L and R are functions of panoration angle, but what kind of functions? Well, it is a well known fact that:
sin²𝛂 + cos²𝛂 = 1 ,
for all angles 𝛂. For center panned sounds 𝛂 = 𝛑/4 radians (45°). If our panoration angle is 𝛏 in radians, we get 𝛂 as a function:
𝛂 = 𝛑/4 + 𝛃 * 𝛏 ,
where 𝛃 is frequency dependent coeffient calculated so that it gives proper ILD levels based of HRTF approximation. For low frequences (ILD = 3 dB for hard-panned sounds) 𝛃 ≈ 0.1 and for the high treble frequencies (ILD ≈ 20 dB) 𝛃 ≈ 0.47.
ISD (Interaural Spectral Difference)
To implement this frequency dependent ILD ( ISD actually ), the sound is divided into lower and upper frequency band at about 800 Hz above which the shadow effect of head becomes much larger. The gain values are calculated for both channels and both lower and higher frequency bands and when the bands are mixed together, the sum has a reasonable approximation of how the shadow effect increases from low to high frequencies:
L_low = cos ( 𝛑/4 + 0.1 * 𝛏 )
L_high = cos ( 𝛑/4 + 0.47 * 𝛏 )
R_low = sin ( 𝛑/4 + 0.1 * 𝛏 )
R_high = sin ( 𝛑/4 + 0.47 * 𝛏 )
ITD (Interaural Time Difference)
ITD is pretty easy, especially, if we assume a linear relation between ITD and angle, which is not far from the truth.
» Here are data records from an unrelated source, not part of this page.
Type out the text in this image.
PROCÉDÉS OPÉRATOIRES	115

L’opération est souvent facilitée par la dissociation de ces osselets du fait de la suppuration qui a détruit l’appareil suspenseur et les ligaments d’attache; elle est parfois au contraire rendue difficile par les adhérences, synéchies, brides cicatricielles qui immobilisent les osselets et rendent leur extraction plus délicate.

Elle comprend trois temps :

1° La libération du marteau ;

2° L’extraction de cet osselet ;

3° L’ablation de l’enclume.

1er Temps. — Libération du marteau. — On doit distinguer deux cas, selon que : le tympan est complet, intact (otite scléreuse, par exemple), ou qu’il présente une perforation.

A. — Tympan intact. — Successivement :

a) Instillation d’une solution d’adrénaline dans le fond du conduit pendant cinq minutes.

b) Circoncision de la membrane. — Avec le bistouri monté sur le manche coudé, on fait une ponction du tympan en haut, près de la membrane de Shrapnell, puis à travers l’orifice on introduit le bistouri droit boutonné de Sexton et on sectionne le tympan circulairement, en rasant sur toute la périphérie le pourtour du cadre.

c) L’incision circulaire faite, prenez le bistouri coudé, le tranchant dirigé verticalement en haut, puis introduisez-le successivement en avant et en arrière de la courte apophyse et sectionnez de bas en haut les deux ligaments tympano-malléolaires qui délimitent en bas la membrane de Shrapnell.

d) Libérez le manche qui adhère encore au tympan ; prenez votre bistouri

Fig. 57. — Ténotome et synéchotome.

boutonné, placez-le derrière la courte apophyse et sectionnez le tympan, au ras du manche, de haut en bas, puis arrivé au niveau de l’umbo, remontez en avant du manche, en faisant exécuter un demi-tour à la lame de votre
The delays (in microseconds) for left and right channel would be of the form:
delay_left = ( 𝛑/2 + 𝛏 ) * 640 / 𝛑
delay_right = ( 𝛑/2 - 𝛏 ) * 640 / 𝛑
This means that left and right channel together are delayed 640 microseconds ( = max ITD): Centered sounds are delayed 320 microseconds in both channels so that ITD is zero.
Comments
This approach means headphone panoration in free field avoid of any primary spatial cues present with speakers such as early reflections of reverberation. Adding simulation of these cues into the panoration process can make the result even more natural, but increases the complexity level dramatically.
I am currently writing a Nyquist plugin to test out these ideas to gain more understanding of headphone spatiality. The holy grail would be a super-panoration method that works well for both speakers and headphones.